The Affiliate indemnifies The Aspect Network against all fees, proceedings expenses, costs and damages arising out of any breach of these terms by the Affiliate and any warranties or representations given by the Affiliate which are untrue.

11) Relationship of parties

Nothing within these terms and conditions creates any partnership, joint venture, agency, franchise, sales representation, or employment relationship between The Aspect Network and the Affiliate. The Affiliate has no authority to make or accept any offers or representations, guarantees or warranties on The Aspect Network's behalf.

12) Competition

The Aspect Network does not warrant that aspects of the service may not be in competition with the Affiliate's activities. The Affiliate is responsible for confirming at all times that the Affiliate is satisfied that any areas of competition are acceptable to the Affiliate. The Affiliate may terminate the contract as detailed in clause 7 if concerns arise.

13) Limitation of liability

The Aspect Network will not be liable for indirect, special or consequential damages (or any loss of revenue, profits or data) arising in connection with the Service, even if The Aspect Network has been advised of the possibility of such damages. Further The Aspect Network's liability arising with respect to this contract and the Service will not exceed the total referral fees paid or payable to the Affiliate at the time the act or omission giving rise to the liability, if any, occurred.

14) Force Majeure

Neither party is liable to the other by reason of strikes, shortages, riots, storm, explosions, earthquakes, acts of God or any other cause which is beyond the control of such party.

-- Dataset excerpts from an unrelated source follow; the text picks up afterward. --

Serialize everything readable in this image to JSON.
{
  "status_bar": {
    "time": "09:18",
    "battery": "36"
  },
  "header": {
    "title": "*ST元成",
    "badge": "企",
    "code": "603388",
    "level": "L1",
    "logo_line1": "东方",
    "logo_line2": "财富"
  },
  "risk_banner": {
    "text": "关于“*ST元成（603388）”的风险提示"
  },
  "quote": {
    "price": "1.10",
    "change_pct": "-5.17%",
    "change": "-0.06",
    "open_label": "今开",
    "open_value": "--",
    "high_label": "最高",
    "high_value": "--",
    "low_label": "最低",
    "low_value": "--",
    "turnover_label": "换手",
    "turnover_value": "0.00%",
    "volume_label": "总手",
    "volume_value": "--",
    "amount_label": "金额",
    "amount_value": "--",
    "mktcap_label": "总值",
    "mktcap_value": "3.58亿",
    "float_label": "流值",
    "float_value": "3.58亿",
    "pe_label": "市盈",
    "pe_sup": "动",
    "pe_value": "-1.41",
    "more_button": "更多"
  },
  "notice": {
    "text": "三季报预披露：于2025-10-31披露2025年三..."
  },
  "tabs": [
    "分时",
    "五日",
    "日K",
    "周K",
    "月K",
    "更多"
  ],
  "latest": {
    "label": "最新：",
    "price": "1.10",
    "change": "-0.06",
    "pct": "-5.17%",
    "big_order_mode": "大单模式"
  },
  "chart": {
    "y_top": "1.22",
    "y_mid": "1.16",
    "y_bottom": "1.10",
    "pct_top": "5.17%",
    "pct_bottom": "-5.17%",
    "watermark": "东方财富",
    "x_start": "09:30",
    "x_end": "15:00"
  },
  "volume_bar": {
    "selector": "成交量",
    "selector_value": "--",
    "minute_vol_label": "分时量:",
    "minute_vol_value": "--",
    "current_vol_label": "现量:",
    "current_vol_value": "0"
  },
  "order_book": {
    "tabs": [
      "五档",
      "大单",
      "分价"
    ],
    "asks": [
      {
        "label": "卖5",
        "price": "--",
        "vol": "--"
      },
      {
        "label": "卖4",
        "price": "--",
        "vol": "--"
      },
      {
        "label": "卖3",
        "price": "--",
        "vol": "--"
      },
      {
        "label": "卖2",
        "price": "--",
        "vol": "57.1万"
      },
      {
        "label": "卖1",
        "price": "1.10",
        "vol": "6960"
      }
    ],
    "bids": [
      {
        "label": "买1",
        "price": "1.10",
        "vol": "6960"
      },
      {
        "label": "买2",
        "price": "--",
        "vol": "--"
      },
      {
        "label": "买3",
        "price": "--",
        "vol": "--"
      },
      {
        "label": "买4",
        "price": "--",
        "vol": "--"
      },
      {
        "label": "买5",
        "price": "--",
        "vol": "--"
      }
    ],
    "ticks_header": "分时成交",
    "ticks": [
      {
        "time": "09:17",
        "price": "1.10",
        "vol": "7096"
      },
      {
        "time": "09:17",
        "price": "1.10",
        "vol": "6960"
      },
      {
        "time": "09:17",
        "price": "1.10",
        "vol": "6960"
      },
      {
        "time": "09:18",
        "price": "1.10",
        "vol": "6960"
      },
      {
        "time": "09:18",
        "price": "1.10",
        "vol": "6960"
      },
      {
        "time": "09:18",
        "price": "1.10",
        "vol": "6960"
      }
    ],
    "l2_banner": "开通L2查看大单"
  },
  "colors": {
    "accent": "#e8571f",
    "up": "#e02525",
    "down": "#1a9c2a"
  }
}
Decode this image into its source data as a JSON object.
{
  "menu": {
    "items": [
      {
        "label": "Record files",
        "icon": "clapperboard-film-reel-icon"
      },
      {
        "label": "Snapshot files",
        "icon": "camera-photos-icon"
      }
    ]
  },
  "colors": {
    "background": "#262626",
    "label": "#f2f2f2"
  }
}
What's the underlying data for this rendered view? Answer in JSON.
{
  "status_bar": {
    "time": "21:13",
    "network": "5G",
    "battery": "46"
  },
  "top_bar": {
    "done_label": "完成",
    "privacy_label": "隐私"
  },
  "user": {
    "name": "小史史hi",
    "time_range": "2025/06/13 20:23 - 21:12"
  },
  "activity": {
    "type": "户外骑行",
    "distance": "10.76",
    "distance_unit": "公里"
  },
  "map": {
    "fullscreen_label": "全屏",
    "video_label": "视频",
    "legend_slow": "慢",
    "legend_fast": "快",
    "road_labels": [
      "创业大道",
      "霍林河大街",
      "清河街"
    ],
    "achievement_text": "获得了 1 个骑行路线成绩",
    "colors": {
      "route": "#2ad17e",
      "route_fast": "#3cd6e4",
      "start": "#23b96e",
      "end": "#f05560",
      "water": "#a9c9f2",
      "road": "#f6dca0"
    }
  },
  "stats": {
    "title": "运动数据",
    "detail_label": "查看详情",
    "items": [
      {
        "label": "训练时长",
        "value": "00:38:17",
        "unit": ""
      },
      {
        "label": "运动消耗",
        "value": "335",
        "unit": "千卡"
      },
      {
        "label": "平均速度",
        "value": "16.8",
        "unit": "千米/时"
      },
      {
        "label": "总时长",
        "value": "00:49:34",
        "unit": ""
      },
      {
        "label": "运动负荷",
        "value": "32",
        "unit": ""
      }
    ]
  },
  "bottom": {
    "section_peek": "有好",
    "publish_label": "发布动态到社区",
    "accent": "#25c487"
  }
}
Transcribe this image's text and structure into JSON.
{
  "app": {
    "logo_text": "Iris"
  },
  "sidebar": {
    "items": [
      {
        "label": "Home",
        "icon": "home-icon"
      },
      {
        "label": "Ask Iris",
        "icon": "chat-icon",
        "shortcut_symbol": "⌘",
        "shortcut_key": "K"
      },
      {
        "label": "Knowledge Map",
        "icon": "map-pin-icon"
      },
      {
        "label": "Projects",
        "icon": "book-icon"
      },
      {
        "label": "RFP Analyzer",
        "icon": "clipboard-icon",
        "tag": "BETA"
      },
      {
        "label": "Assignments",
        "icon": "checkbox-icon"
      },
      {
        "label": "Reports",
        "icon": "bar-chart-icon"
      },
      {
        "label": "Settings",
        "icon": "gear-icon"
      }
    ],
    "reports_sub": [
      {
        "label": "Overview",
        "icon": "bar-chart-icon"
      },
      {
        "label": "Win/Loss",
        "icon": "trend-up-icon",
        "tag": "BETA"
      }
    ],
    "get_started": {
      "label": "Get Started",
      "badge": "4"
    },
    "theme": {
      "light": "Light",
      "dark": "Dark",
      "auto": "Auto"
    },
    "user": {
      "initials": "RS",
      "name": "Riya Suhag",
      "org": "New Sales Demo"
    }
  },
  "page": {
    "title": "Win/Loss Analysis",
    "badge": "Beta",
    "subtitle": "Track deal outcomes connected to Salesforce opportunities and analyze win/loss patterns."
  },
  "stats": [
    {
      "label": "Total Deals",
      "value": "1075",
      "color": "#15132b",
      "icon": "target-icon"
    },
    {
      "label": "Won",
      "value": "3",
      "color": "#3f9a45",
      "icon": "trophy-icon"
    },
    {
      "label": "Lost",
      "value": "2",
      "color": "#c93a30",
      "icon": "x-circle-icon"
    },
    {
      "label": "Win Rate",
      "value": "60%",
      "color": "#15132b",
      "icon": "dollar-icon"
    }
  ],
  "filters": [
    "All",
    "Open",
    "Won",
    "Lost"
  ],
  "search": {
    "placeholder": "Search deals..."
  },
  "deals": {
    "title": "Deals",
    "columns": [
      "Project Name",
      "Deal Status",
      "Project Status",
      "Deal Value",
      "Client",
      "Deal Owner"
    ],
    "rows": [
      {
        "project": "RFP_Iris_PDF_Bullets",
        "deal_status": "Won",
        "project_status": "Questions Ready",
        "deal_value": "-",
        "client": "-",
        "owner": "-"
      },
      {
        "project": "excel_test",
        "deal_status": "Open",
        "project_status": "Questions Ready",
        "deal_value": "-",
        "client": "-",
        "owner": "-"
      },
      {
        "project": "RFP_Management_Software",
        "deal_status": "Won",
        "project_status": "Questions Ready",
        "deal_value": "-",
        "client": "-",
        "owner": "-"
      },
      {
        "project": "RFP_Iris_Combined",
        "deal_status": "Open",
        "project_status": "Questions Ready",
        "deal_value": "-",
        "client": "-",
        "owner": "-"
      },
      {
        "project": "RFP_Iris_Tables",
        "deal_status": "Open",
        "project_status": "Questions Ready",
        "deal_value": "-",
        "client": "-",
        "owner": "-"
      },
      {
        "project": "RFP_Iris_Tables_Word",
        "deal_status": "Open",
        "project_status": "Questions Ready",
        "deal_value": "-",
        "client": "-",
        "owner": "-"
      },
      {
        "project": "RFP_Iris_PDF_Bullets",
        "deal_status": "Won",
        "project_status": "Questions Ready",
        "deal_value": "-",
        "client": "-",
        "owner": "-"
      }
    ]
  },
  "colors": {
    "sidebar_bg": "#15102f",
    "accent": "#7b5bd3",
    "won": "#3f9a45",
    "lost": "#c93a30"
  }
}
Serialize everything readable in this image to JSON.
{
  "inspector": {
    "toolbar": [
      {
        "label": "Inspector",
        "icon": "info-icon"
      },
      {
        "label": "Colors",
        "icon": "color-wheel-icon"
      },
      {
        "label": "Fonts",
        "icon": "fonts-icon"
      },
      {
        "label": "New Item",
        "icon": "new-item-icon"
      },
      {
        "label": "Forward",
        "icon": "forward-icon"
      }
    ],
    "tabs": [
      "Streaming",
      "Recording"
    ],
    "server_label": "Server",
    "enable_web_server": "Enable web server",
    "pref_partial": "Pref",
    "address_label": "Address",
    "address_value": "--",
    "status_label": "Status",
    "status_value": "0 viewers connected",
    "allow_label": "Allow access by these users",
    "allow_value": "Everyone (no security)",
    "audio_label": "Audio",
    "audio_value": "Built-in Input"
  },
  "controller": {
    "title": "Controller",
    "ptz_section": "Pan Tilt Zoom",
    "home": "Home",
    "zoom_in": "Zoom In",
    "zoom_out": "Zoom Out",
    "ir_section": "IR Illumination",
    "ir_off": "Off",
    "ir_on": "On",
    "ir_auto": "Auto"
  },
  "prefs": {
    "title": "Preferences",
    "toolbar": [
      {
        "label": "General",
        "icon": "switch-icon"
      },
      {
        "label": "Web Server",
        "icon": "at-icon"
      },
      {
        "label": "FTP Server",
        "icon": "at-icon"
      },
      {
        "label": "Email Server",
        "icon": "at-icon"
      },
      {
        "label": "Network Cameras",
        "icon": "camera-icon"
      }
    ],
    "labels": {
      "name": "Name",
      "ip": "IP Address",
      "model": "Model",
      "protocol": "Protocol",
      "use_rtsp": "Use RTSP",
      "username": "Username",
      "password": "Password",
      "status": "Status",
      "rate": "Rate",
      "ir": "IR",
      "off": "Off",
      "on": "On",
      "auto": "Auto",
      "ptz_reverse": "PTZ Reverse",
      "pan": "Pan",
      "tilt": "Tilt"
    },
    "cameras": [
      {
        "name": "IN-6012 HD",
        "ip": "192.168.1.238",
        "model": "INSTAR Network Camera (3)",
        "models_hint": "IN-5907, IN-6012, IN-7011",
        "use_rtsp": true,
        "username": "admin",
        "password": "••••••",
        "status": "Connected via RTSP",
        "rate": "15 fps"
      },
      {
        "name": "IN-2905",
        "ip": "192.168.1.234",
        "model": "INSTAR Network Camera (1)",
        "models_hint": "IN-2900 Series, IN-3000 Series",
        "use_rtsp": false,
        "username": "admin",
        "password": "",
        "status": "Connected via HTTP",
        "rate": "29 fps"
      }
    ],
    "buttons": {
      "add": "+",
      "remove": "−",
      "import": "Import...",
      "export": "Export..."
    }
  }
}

15) Severability of clauses

Each of the clauses provisions of these terms and conditions are to be construed separately and independently of the other, and if any provision or clause is found by any court or other judicial body of competent jurisdiction to be invalid or unenforceable, the invalidity or unenforceability of such provision will not affect the other provisions and clauses of the terms and conditions which will remain in full force and effect.

16) Applicable law

This contract is made under the laws of England.

Merchant Terms & Conditions

1) The Merchant agrees to use its best endeavours to assist The Aspect Network in the promotion of the Merchant's services. The Merchant will provide the necessary tracking and measurement devices for use in online marketing and provide promotional rules and/or guidelines to The Aspect Network. Such rules and/or guidelines may be communicated to The Aspect Network by letter, email and may be subject to change with at least three days written notice. In particular, any guidelines for bidding on paid internet search services such as Google Adwords and / or Overture should be provided. Such communications will always be distributed to Affiliates via The Aspect Network.

2) The Merchant will provide regular reporting to The Aspect Network in accordance with any schedules mutually agreed for any given program. Failure to provide such reports within the timeframe as agreed between The Aspect Network and the Merchant may result in the merchant's program being paused and / or terminated.

3) The Aspect Network will provide a minimum of seven days notice if the Merchant services are to be revoked.

4) The Merchant will pay The Aspect Network in respect of its participation in The Aspect Network programs in accordance with the payments terms agreed for any given program. Please note that the Sales or Referrals provided by The Aspect Network remain the property of The Aspect Network until they are paid for in full.  The Aspect Network retains the right in the event of non payment to reclaim the money owed by invoicing whoever is the holder of, or user of the Sales or Referrals.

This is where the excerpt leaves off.